From the corner of his eye he could see his friend Fiona help the old man from the tub and tenderly pat his thin, naked body dry with an absorbant cloth. She helped him into his robe.

Jonas thought Larissa had drifted into sleep, as the Old often did, and he was careful to keep his motions steady and gentle so he wouldn’t wake her. He was surprised when she spoke, her eyes still closed.

“This morning we celebrated the release of Roberto,” she told him. “It was wonderful.”

“I knew Roberto!” Jonas said. “I helped with his feeding the last time I was here, just a few weeks ago. He was a very interesting man.”

Larissa opened her eyes happily. “They told his whole life before they released him,” she said. “They always do. But to be honest,” she whispered with a mischievous look, “some of the tellings are a little boring. I’ve even seen some of the Old fall asleep during tellings—when they released Edna recently. Did you know Edna?”

Jonas shook his head. He couldn’t recall anyone named Edna.

“Well, they tried to make her life sound meaningful. And of course,” she added primly, “all lives are meaningful, I don’t mean that they aren’t. But Edna. My goodness. She was a Birthmother, and then she worked in Food Production for years, until she came here. She never even had a family unit.”

Larissa lifted her head and looked around to make sure no one else was listening. Then she confided, “I don’t think Edna was very smart.”

Jonas laughed. He rinsed her left arm, laid it back into the water, and began to wash her feet. She murmured with pleasure as he massaged her feet with the sponge.

“But Roberto’s life was wonderful,” Larissa went on, after a moment. “He had been an Instructor of Elevens—you know how important that is— and he’d been on the Planning Committee. And—goodness, I don’t know

how he found the time—he also raised two very successful children, and he was also the one who did the landscaping design for the Central Plaza. He didn’t do the actual labor, of course.”

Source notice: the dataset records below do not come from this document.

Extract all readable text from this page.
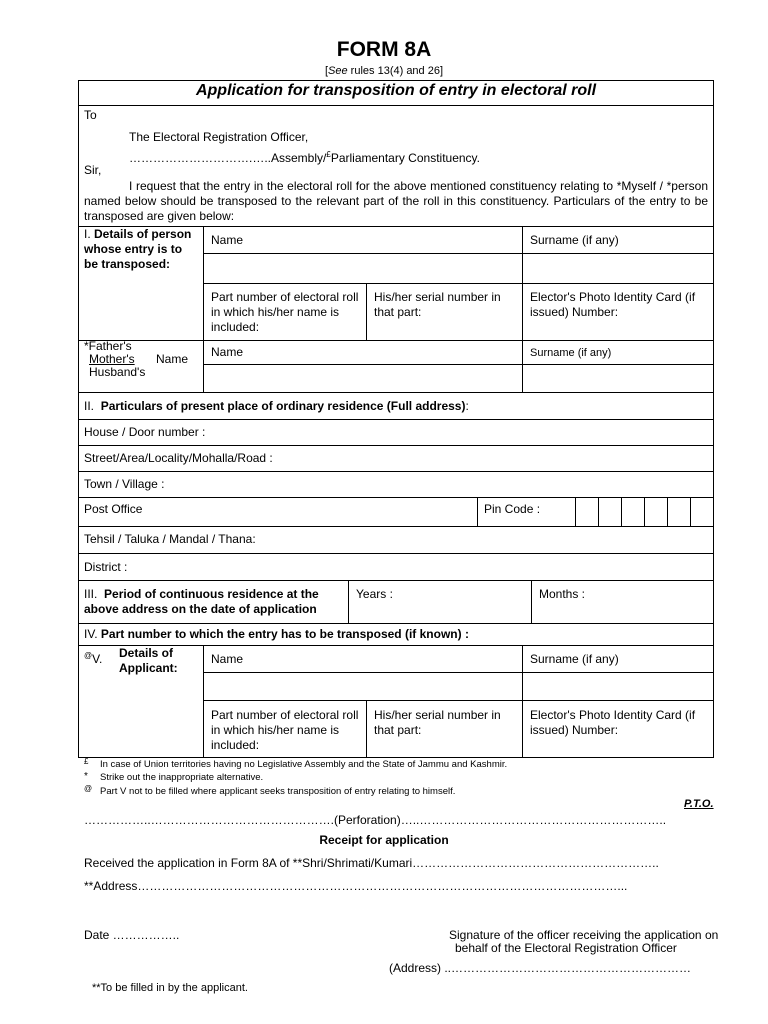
FORM 8A
[See rules 13(4) and 26]
Application for transposition of entry in electoral roll
To
The Electoral Registration Officer,
………………………….…..Assembly/£Parliamentary Constituency.
Sir,
I request that the entry in the electoral roll for the above mentioned constituency relating to *Myself / *person named below should be transposed to the relevant part of the roll in this constituency. Particulars of the entry to be transposed are given below:
I. Details of person whose entry is to be transposed:
Name	Surname (if any)
Part number of electoral roll in which his/her name is included:
His/her serial number in that part:
Elector's Photo Identity Card (if issued) Number:
*Father's
Mother's Name
Husband's
Name	Surname (if any)
II. Particulars of present place of ordinary residence (Full address):
House / Door number :
Street/Area/Locality/Mohalla/Road :
Town / Village :
Post Office	Pin Code :
Tehsil / Taluka / Mandal / Thana:
District :
III. Period of continuous residence at the above address on the date of application
Years :	Months :
IV. Part number to which the entry has to be transposed (if known) :
@V. Details of Applicant:
Name	Surname (if any)
Part number of electoral roll in which his/her name is included:
His/her serial number in that part:
Elector's Photo Identity Card (if issued) Number:
£ In case of Union territories having no Legislative Assembly and the State of Jammu and Kashmir.
* Strike out the inappropriate alternative.
@ Part V not to be filled where applicant seeks transposition of entry relating to himself.
P.T.O.
……………..……………………………………….(Perforation)…..……………………………………………………..
Receipt for application
Received the application in Form 8A of **Shri/Shrimati/Kumari……………………………………………………..
**Address…………………………………………………………………………………………………………...
Date ……………..	Signature of the officer receiving the application on
behalf of the Electoral Registration Officer
(Address) ..……………………………………………………
**To be filled in by the applicant.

“Now your back. Lean forward and I’ll help you sit up.” Jonas put his arm around her and supported her as she sat. He squeezed the sponge against her back and began to rub her sharp-boned shoulders. “Tell me about the celebration.”

“Well, there was the telling of his life. That is always first. Then the toast.

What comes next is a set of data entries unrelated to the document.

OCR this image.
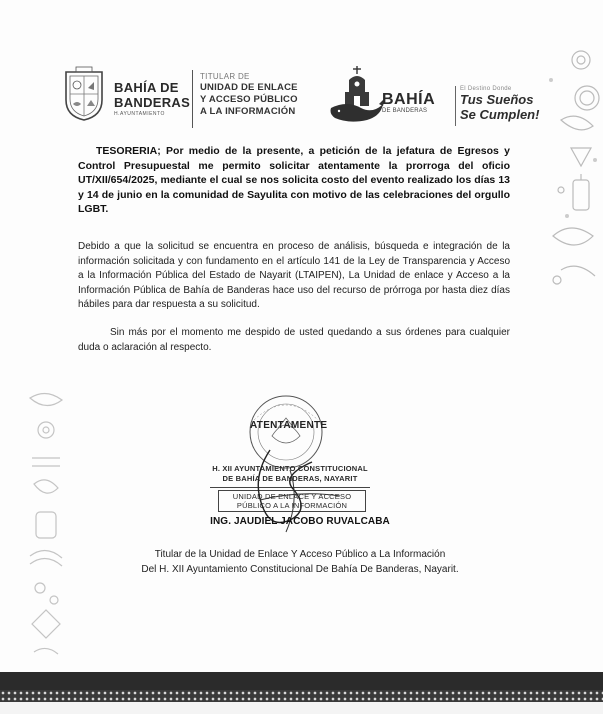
BAHÍA DE
BANDERAS
H.AYUNTAMIENTO
TITULAR DE
UNIDAD DE ENLACE
Y ACCESO PÚBLICO
A LA INFORMACIÓN
BAHÍA
DE BANDERAS
El Destino Donde
Tus Sueños
Se Cumplen!

TESORERIA; Por medio de la presente, a petición de la jefatura de Egresos y Control Presupuestal me permito solicitar atentamente la prorroga del oficio UT/XII/654/2025, mediante el cual se nos solicita costo del evento realizado los días 13 y 14 de junio en la comunidad de Sayulita con motivo de las celebraciones del orgullo LGBT.

Debido a que la solicitud se encuentra en proceso de análisis, búsqueda e integración de la información solicitada y con fundamento en el artículo 141 de la Ley de Transparencia y Acceso a la Información Pública del Estado de Nayarit (LTAIPEN), La Unidad de enlace y Acceso a la Información Pública de Bahía de Banderas hace uso del recurso de prórroga por hasta diez días hábiles para dar respuesta a su solicitud.

Sin más por el momento me despido de usted quedando a sus órdenes para cualquier duda o aclaración al respecto.

ATENTAMENTE
H. XII AYUNTAMIENTO CONSTITUCIONAL
DE BAHÍA DE BANDERAS, NAYARIT
UNIDAD DE ENLACE Y ACCESO
PÚBLICO A LA INFORMACIÓN
ING. JAUDIEL JACOBO RUVALCABA
Titular de la Unidad de Enlace Y Acceso Público a La Información
Del H. XII Ayuntamiento Constitucional De Bahía De Banderas, Nayarit.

We all raised our glasses and cheered. We chanted the anthem. He made a lovely good-bye speech. And several of us made little speeches wishing him well. I didn’t, though. I’ve never been fond of public speaking.

“He was thrilled. You should have seen the look on his face when they let him go.”

Jonas slowed the strokes of his hand on her back thoughtfully. “Larissa,” he asked, “what happens when they make the actual release? Where exactly did Roberto go?”

She lifted her bare wet shoulders in a small shrug. “I don’t know. I don’t think anybody does, except the committee. He just bowed to all of us and then walked, like they all do, through the special door in the Releasing Room. But you should have seen his look. Pure happiness, I’d call it.”

Jonas grinned. “I wish I’d been there to see it.”

Larissa frowned. “I don’t know why they don’t let children come. Not enough room, I guess. They should enlarge the Releasing Room.”

“We’ll have to suggest that to the committee. Maybe they’d study it,” Jonas said slyly, and Larissa chortled with laughter.

Right!” she hooted, and Jonas helped her from the tub.